As described above, in the smelting method of the present invention, the content of rare earth metal, Y, alkaline earth metal and the like contained in steel is adjusted by the duration of stirring. The component adjustment based on the stirring duration is based on the premise that the added amount of rare earth metal, Y, alkaline earth metal, etc. is consumed and reduced by the oxidation reaction, and the Y concentration in the steel in the molten metal stirring stage in the VOD process. Utilizes the fact that is highly proportional to the duration of stirring. Further, since the concentration in steel can be estimated from the initial addition amount and the stirring duration, it is possible to stably obtain a steel material having a target composition at a high yield. In addition, since the target component can be reached only by adjusting the duration of stirring, a high-Al ferritic stainless steel excellent in high-temperature oxidation resistance can be stably manufactured by a very simple operation.

[Brief description of the drawings]

FIG. 1 is a graph showing a time-dependent change in Y concentration in steel in a lab test.

Figure 2 is a graph which organizes the stirring duration results assuming primary reaction of lab tests and -log (X _t / X ₀₎

FIG. 3 is a graph showing the change over time in the Y concentration in steel when applied to an actual VOD operation.

FIG. 4 is a graph in which the results of actual VOD operation are summarized assuming the primary reaction and the duration of stirring and −log (X _t / X ₀ ).

FIG. 5 is a graph showing the effect of the amount of Y added on the relationship between the duration of stirring and the Y concentration in steel.
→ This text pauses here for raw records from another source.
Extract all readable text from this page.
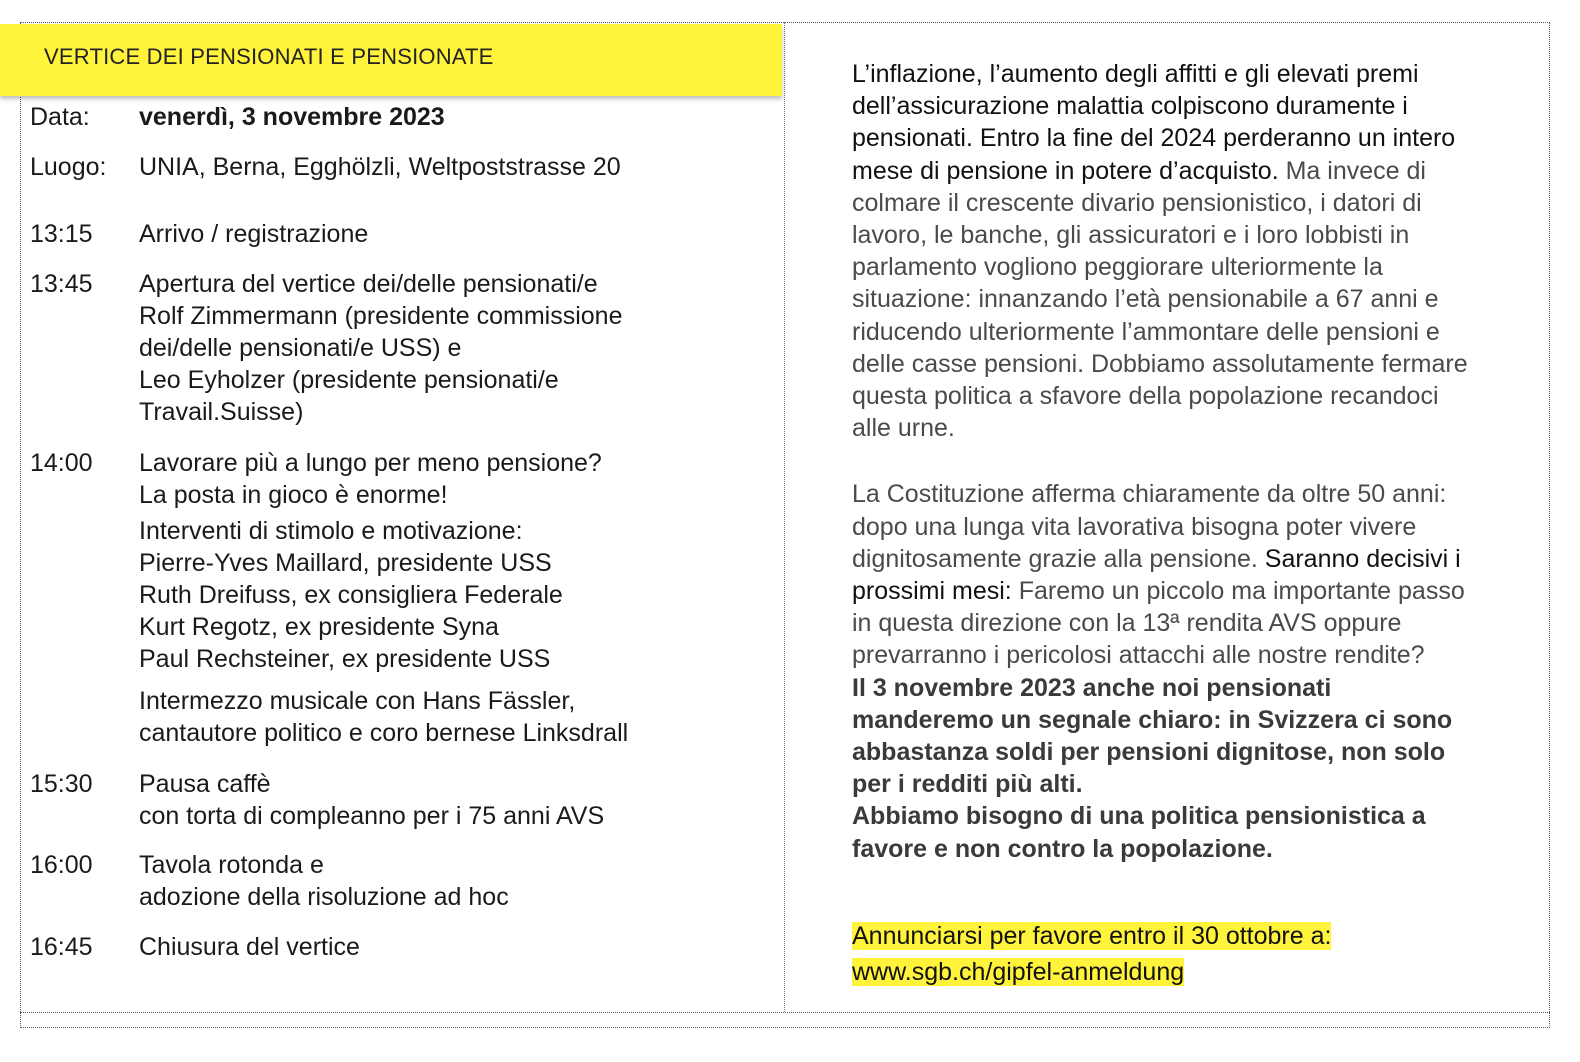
VERTICE DEI PENSIONATI E PENSIONATE
Data:	venerdì, 3 novembre 2023
Luogo:	UNIA, Berna, Egghölzli, Weltpoststrasse 20
13:15	Arrivo / registrazione
13:45	Apertura del vertice dei/delle pensionati/e
Rolf Zimmermann (presidente commissione
dei/delle pensionati/e USS) e
Leo Eyholzer (presidente pensionati/e
Travail.Suisse)
14:00	Lavorare più a lungo per meno pensione?
La posta in gioco è enorme!
Interventi di stimolo e motivazione:
Pierre-Yves Maillard, presidente USS
Ruth Dreifuss, ex consigliera Federale
Kurt Regotz, ex presidente Syna
Paul Rechsteiner, ex presidente USS
Intermezzo musicale con Hans Fässler,
cantautore politico e coro bernese Linksdrall
15:30	Pausa caffè
con torta di compleanno per i 75 anni AVS
16:00	Tavola rotonda e
adozione della risoluzione ad hoc
16:45	Chiusura del vertice
L’inflazione, l’aumento degli affitti e gli elevati premi
dell’assicurazione malattia colpiscono duramente i
pensionati. Entro la fine del 2024 perderanno un intero
mese di pensione in potere d’acquisto. Ma invece di
colmare il crescente divario pensionistico, i datori di
lavoro, le banche, gli assicuratori e i loro lobbisti in
parlamento vogliono peggiorare ulteriormente la
situazione: innanzando l’età pensionabile a 67 anni e
riducendo ulteriormente l’ammontare delle pensioni e
delle casse pensioni. Dobbiamo assolutamente fermare
questa politica a sfavore della popolazione recandoci
alle urne.
La Costituzione afferma chiaramente da oltre 50 anni:
dopo una lunga vita lavorativa bisogna poter vivere
dignitosamente grazie alla pensione. Saranno decisivi i
prossimi mesi: Faremo un piccolo ma importante passo
in questa direzione con la 13ª rendita AVS oppure
prevarranno i pericolosi attacchi alle nostre rendite?
Il 3 novembre 2023 anche noi pensionati
manderemo un segnale chiaro: in Svizzera ci sono
abbastanza soldi per pensioni dignitose, non solo
per i redditi più alti.
Abbiamo bisogno di una politica pensionistica a
favore e non contro la popolazione.
Annunciarsi per favore entro il 30 ottobre a:
www.sgb.ch/gipfel-anmeldung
Continuation of front page (58) Field surveyed (Int.Cl. ⁷ , DB name) C22C 33/04

Claims (3)

(57) [Claims] 1. A ferritic stainless steel containing 3 to 6% by weight of Al and a total of 0.01 to 0.2% by weight of one or more of rare earth metals, Y and alkaline earth metals.
When including the rare earth metal, Y
And adding one or more alkaline earth metals, that the melt is stirred by gas bubbling stops stirred at time t defined by the following formula (1) according to the target content X _t Melting method for high Al ferritic stainless steel. t = log (X ₀ / X _t ) / K _c (1) “However, after adding one or more of rare earth metal, Y and alkaline earth metal, stirring of the molten metal is performed. Continuous time (minutes) X ₀ : Initial concentration of rare earth metal, Y and alkaline earth metal immediately after addition (mol%) X _t : Rare earth metal at time t after the addition,
Y and concentration of alkaline earth element (mol%) K _c : apparent rate constant (/ min)
" 2. The ferritic stainless steel according to claim 1, wherein 3 to 6% by weight of Al and 0.01 to 0.2% by weight.
In addition to one or more of rare earth metals, Y and alkaline earth metals, C: 0.03% by weight or less, Si: 0.25%
% By weight, Mn: less than 0.25% by weight, P: 0.03
Wt% or less, S: 0.001 wt% or less, N: 0.03
% Of Cr and 15 to 30% by weight of Mo and optionally 3% by weight or less of Mo.
Melting method of ferritic stainless steel. 3. A rare earth metal, previously obtained the apparent rate constant K _c for stainless steel melt content is definite alloy elements excluding Y and alkaline earth metals, 0.05
The method melting the high Al ferritic stainless steel to determine the assignment to stir duration t in equation (1) of claim 1, wherein the rate constant K _c in the range of 0.1 / min.